Brexit will demand a greater analysis of areas such as political risk and data sharing will be key for corporate risk managers as they assess their loss exposures and potential impact on corporate operations.
It is in this spirit, that Russell Group in its continuing analysis of Brexit has provided a short checklist that corporate risk managers can run to test their current risk management framework:
This is not a definite checklist for corporate risk managers and no doubt as for the talks progress over the next two years, with red lines crossed and compromises made, more risks will appear. Rather, this checklist should be viewed more as a governance system for corporate risk managers to benchmark themselves against.
Corporate Risk Managers in their approach to Brexit need to play a supporting role to the boardroom’s decision-making process. True, the risks are great for corporate risk managers but Brexit provides an excellent opportunity for a radical overhaul of this position, as Corporate Risk Managers can play a vital supporting role to the boardroom’s decision-making process. In this role, through clarity and analysis of the underlying trends, they can help to create a protective shield against the risks from Brexit.
The challenge for corporate risk managers, their Board and marketing department in the UK will not be easy. The days of Cool Britannia belong to an entirely different era. How Brexit affects British brands in Europe at the strictly perceptual level is hard to predict but according to Campaign magazine: “whatever the effects, they will be more extreme for brands with Britishness encoded in their values and associations than for brands that merely happen to emanate from these shores. More marked, in other words, for Paul Smith, Topshop, Rimmel, Cath Kidston, Hunter, the BBC and Burberry than for, say, Dyson or Tate & Lyle.
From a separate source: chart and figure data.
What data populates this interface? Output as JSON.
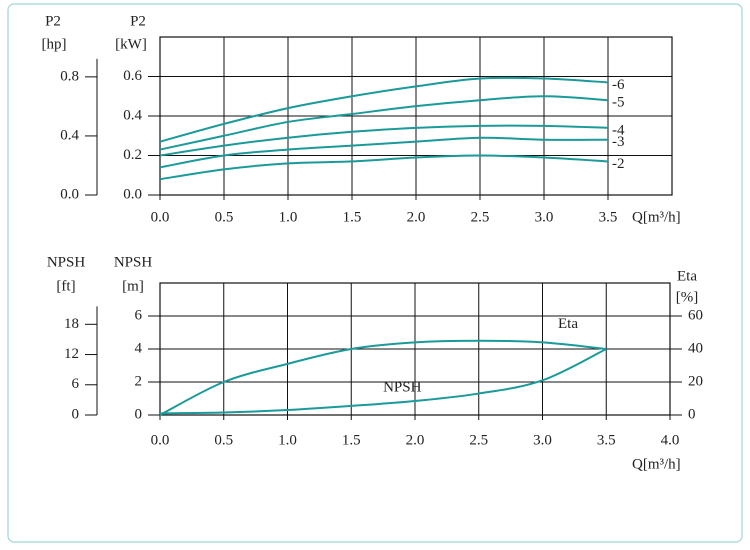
{
  "chart_data": [
    {
      "type": "line",
      "x_label": "Q[m³/h]",
      "y_title": "P2",
      "y_unit": "[kW]",
      "y2_title": "P2",
      "y2_unit": "[hp]",
      "x": [
        0,
        0.5,
        1.0,
        1.5,
        2.0,
        2.5,
        3.0,
        3.5
      ],
      "xlim": [
        0,
        4
      ],
      "xticks": [
        {
          "value": 0,
          "label": "0.0"
        },
        {
          "value": 0.5,
          "label": "0.5"
        },
        {
          "value": 1,
          "label": "1.0"
        },
        {
          "value": 1.5,
          "label": "1.5"
        },
        {
          "value": 2,
          "label": "2.0"
        },
        {
          "value": 2.5,
          "label": "2.5"
        },
        {
          "value": 3,
          "label": "3.0"
        },
        {
          "value": 3.5,
          "label": "3.5"
        }
      ],
      "ylim": [
        0,
        0.8
      ],
      "yticks": [
        {
          "value": 0,
          "label": "0.0"
        },
        0.2,
        0.4,
        0.6
      ],
      "y2lim": [
        0,
        1.07
      ],
      "y2ticks": [
        {
          "value": 0,
          "label": "0.0"
        },
        0.4,
        0.8
      ],
      "grid": true,
      "series": [
        {
          "name": "-6",
          "color": "#1a9a9a",
          "values": [
            0.27,
            0.36,
            0.44,
            0.5,
            0.55,
            0.59,
            0.59,
            0.57
          ]
        },
        {
          "name": "-5",
          "color": "#1a9a9a",
          "values": [
            0.23,
            0.3,
            0.37,
            0.41,
            0.45,
            0.48,
            0.5,
            0.48
          ]
        },
        {
          "name": "-4",
          "color": "#1a9a9a",
          "values": [
            0.2,
            0.25,
            0.29,
            0.32,
            0.34,
            0.35,
            0.35,
            0.34
          ]
        },
        {
          "name": "-3",
          "color": "#1a9a9a",
          "values": [
            0.14,
            0.2,
            0.23,
            0.25,
            0.27,
            0.29,
            0.28,
            0.28
          ]
        },
        {
          "name": "-2",
          "color": "#1a9a9a",
          "values": [
            0.08,
            0.13,
            0.16,
            0.17,
            0.19,
            0.2,
            0.19,
            0.17
          ]
        }
      ]
    },
    {
      "type": "line",
      "x_label": "Q[m³/h]",
      "y_title": "NPSH",
      "y_unit": "[m]",
      "y2_title": "Eta",
      "y2_unit": "[%]",
      "y3_title": "NPSH",
      "y3_unit": "[ft]",
      "x": [
        0,
        0.5,
        1.0,
        1.5,
        2.0,
        2.5,
        3.0,
        3.5
      ],
      "xlim": [
        0,
        4
      ],
      "xticks": [
        {
          "value": 0,
          "label": "0.0"
        },
        {
          "value": 0.5,
          "label": "0.5"
        },
        {
          "value": 1,
          "label": "1.0"
        },
        {
          "value": 1.5,
          "label": "1.5"
        },
        {
          "value": 2,
          "label": "2.0"
        },
        {
          "value": 2.5,
          "label": "2.5"
        },
        {
          "value": 3,
          "label": "3.0"
        },
        {
          "value": 3.5,
          "label": "3.5"
        },
        {
          "value": 4,
          "label": "4.0"
        }
      ],
      "ylim": [
        0,
        8
      ],
      "yticks": [
        0,
        2,
        4,
        6
      ],
      "y2lim": [
        0,
        80
      ],
      "y2ticks": [
        0,
        20,
        40,
        60
      ],
      "y3lim": [
        0,
        26.2
      ],
      "y3ticks": [
        0,
        6,
        12,
        18
      ],
      "grid": true,
      "series": [
        {
          "name": "Eta",
          "color": "#1a9a9a",
          "axis": "y2",
          "values": [
            0,
            20,
            31,
            40,
            44,
            45,
            44,
            40
          ]
        },
        {
          "name": "NPSH",
          "color": "#1a9a9a",
          "values": [
            0.1,
            0.15,
            0.3,
            0.55,
            0.85,
            1.3,
            2.1,
            4.0
          ]
        }
      ]
    }
  ]
}
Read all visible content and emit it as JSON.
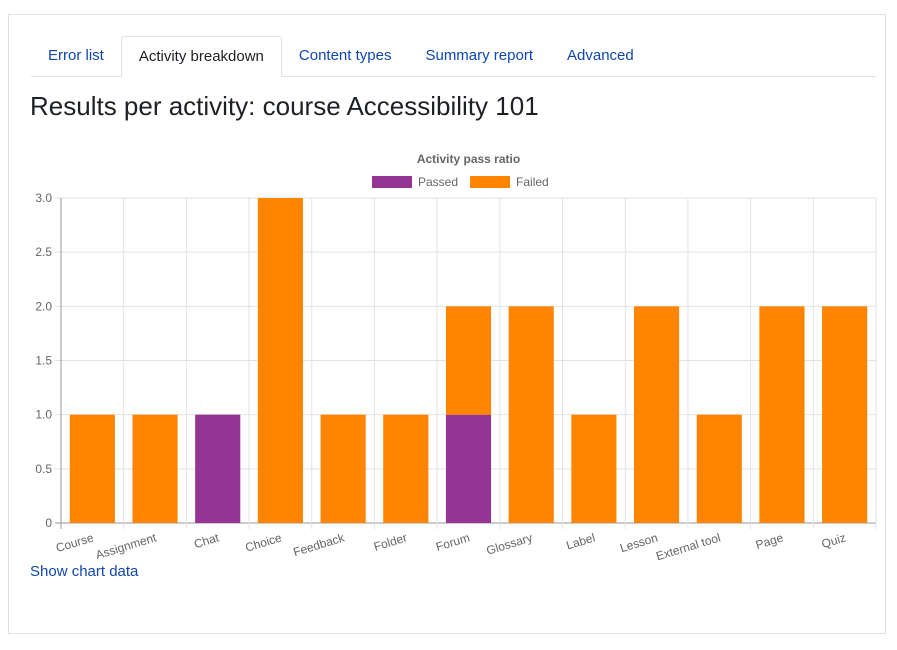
{
  "tabs": [
    {
      "label": "Error list",
      "active": false
    },
    {
      "label": "Activity breakdown",
      "active": true
    },
    {
      "label": "Content types",
      "active": false
    },
    {
      "label": "Summary report",
      "active": false
    },
    {
      "label": "Advanced",
      "active": false
    }
  ],
  "page_title": "Results per activity: course Accessibility 101",
  "show_chart_data_link": "Show chart data",
  "chart_data": {
    "type": "bar",
    "stacked": true,
    "title": "Activity pass ratio",
    "legend_position": "top",
    "categories": [
      "Course",
      "Assignment",
      "Chat",
      "Choice",
      "Feedback",
      "Folder",
      "Forum",
      "Glossary",
      "Label",
      "Lesson",
      "External tool",
      "Page",
      "Quiz"
    ],
    "series": [
      {
        "name": "Passed",
        "color": "#953493",
        "values": [
          0,
          0,
          1,
          0,
          0,
          0,
          1,
          0,
          0,
          0,
          0,
          0,
          0
        ]
      },
      {
        "name": "Failed",
        "color": "#ff8400",
        "values": [
          1,
          1,
          0,
          3,
          1,
          1,
          1,
          2,
          1,
          2,
          1,
          2,
          2
        ]
      }
    ],
    "ylim": [
      0,
      3
    ],
    "yticks": [
      "0",
      "0.5",
      "1.0",
      "1.5",
      "2.0",
      "2.5",
      "3.0"
    ],
    "grid": true
  }
}
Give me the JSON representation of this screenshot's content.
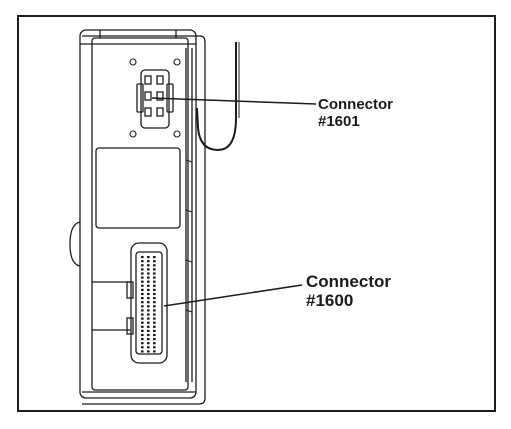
{
  "callouts": {
    "connector_1601": {
      "line1": "Connector",
      "line2": "#1601"
    },
    "connector_1600": {
      "line1": "Connector",
      "line2": "#1600"
    }
  },
  "colors": {
    "ink": "#1c1c1c",
    "paper": "#ffffff"
  }
}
The most obvious risk is a boycott when the country engages in military action or becomes tainted with political scandal. British and US brands were vulnerable during the Iraq war. Denmark saw its brands shunned in Muslim countries as a response to the cartoons depicting the prophet in its leading national newspaper. Might Brexit evoke a similar response?
As Campaign concludes: “It’s more insidious than that – the downgrading of meaning and associations in the synapses of 500 million European consumers on glimpsing the provenance of one of our brands: At the perceptual level, in the market where we do 44% of our international business, Britishness is a devalued currency.”
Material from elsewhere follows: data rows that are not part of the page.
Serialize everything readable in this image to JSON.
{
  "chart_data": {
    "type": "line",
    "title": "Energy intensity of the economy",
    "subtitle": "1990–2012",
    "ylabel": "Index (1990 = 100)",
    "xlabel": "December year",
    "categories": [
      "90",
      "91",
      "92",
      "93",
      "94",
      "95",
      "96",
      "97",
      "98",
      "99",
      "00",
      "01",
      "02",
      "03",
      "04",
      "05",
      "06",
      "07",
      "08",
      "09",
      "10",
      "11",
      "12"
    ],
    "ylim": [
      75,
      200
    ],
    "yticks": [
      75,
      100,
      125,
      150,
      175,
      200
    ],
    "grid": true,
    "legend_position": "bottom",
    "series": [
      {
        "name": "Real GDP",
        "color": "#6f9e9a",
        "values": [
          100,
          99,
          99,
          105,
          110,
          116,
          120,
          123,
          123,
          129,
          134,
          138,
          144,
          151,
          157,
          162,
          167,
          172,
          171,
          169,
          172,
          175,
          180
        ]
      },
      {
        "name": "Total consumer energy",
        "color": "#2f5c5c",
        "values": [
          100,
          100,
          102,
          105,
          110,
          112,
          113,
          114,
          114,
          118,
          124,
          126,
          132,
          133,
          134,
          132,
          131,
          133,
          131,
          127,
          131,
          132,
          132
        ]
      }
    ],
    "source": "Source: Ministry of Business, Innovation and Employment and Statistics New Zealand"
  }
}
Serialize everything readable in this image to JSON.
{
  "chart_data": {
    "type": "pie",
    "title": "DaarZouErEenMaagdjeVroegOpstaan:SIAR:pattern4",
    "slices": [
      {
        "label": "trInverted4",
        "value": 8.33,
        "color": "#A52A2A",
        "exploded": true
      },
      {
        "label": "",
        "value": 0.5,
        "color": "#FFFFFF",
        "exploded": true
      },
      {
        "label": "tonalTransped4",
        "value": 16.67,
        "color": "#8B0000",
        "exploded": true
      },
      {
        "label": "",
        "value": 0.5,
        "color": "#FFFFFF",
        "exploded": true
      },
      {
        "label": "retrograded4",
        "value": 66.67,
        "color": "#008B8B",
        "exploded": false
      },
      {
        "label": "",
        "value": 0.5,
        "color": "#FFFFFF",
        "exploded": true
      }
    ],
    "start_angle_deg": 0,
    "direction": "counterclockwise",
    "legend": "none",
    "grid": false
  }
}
British brands such as Lloyd’s of London, the City, our reputation for fair play and the strength of our legal and regulatory environments provides a strong defensive wall but it might be time to ask ourselves if it really is time to pull up the drawbridge?
Over the last year or so, Russell Group has been actively discussing the importance of an integrated risk management framework that is resilient and adaptable to the changing risk environment. Only by adopting such a framework, can corporate risk managers determine their unknown risks.